The teaching system

Iyengar yoga is accessible to everyone. Regular practice increases suppleness, strength and stamina, improves posture and concentration and quietens the mind to promote well-being.

The Iyengar yoga method emphasises precision and alignment, and safety in all the poses. The quality of every posture, physically and mentally, is seen to be more important than the number of poses. You will learn to move with ease in your body while working within your limitations.

Yoga postures might be held for slightly longer than in some other styles in order to stretch and relax muscles and to focus awareness. Yoga props such as blankets, blocks and belts may be used to improve your understanding of poses or to support with any difficulties.

The practice is progressive, building stability before more demanding postures. Beginners start with standing yoga poses and are gradually introduced to sitting and reclining yoga postures, forward bends, inversions, twists, backbends and arm balances.

Each group of yoga postures develops the body in a variety of ways, such as grounding, energising, strengthening, stimulating, calming. Yoga classes at all levels end with some time to relax. Once the body and mind are strong enough to sit or lie comfortably without distraction, students learn pranayama (yoga breathing).

Iyengar yoga classes do not follow a set programme.
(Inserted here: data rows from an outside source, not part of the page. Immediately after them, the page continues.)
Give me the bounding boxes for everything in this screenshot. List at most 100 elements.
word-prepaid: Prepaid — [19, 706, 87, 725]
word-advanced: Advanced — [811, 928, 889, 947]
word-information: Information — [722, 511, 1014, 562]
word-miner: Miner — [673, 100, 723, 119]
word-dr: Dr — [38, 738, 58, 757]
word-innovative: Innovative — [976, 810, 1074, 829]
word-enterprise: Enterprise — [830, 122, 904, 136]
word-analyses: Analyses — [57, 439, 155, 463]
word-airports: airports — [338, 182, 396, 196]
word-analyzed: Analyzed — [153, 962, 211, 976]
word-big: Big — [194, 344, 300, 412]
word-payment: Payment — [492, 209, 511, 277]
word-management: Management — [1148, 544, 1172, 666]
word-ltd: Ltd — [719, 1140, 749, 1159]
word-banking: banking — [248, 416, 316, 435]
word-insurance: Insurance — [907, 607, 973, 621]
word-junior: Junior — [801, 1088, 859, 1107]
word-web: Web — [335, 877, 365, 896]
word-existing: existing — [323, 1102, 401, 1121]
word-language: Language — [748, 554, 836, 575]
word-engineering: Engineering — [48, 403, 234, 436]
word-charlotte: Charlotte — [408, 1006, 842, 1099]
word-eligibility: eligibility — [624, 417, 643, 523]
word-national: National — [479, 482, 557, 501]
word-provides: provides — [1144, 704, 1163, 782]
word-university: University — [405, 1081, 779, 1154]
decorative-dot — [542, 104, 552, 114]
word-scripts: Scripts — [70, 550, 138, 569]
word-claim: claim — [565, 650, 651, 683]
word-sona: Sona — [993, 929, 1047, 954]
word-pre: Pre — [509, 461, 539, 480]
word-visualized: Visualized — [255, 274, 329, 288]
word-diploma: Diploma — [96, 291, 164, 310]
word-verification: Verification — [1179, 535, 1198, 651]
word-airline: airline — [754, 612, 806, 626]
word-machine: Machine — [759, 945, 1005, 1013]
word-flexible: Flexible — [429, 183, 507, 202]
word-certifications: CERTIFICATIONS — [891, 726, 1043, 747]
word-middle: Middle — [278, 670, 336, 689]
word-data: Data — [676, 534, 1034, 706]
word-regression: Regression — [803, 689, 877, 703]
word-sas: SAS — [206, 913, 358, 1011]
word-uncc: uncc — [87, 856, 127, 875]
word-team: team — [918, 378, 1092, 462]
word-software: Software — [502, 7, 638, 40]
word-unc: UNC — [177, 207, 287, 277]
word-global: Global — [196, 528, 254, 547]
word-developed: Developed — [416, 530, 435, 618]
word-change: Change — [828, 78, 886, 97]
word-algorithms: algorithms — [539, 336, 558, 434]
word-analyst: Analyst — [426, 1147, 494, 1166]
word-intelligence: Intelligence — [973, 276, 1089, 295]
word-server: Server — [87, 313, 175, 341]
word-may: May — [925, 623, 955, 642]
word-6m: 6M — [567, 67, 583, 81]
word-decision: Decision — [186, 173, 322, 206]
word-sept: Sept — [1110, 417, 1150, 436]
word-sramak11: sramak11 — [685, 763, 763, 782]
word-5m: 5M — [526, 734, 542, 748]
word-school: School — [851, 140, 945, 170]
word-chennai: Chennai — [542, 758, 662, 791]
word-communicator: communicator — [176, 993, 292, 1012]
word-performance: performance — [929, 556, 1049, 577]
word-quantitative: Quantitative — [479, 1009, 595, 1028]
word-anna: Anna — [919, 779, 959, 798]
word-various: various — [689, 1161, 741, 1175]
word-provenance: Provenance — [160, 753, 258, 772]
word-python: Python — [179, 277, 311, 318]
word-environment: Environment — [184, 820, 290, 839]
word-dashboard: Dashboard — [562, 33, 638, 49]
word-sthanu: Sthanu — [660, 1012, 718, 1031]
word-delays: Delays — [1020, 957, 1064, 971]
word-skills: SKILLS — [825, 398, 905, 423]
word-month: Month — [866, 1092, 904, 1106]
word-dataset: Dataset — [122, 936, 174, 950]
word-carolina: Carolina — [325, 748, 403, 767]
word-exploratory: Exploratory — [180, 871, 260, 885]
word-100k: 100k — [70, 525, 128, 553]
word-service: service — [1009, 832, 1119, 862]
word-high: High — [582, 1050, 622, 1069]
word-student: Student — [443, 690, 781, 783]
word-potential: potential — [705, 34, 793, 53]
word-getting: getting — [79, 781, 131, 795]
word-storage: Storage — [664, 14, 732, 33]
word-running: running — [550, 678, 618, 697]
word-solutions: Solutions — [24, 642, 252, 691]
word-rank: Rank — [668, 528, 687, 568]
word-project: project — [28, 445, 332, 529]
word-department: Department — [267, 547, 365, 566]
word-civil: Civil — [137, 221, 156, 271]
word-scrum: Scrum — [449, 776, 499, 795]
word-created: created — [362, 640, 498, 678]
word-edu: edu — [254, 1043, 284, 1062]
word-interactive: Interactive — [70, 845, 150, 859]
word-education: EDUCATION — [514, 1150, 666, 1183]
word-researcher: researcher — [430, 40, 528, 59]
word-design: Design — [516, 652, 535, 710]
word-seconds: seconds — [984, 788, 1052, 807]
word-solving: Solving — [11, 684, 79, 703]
Teachers will select yoga poses from the different groups to build up a balanced practice.

All yoga teachers undergo a well-organised, rigorous programme of training, lasting years. After the initial ‘Introductory Certificate’, teachers often move on, with class teaching experience to the next level, ‘Junior Intermediate’, and are encouraged to travel to the Iyengar Yoga Institute in Pune, South India for a month-long course.

Iyengar yoga has been described as meditation in action. Practising the yoga postures with awareness integrates and harmonises the mind and body.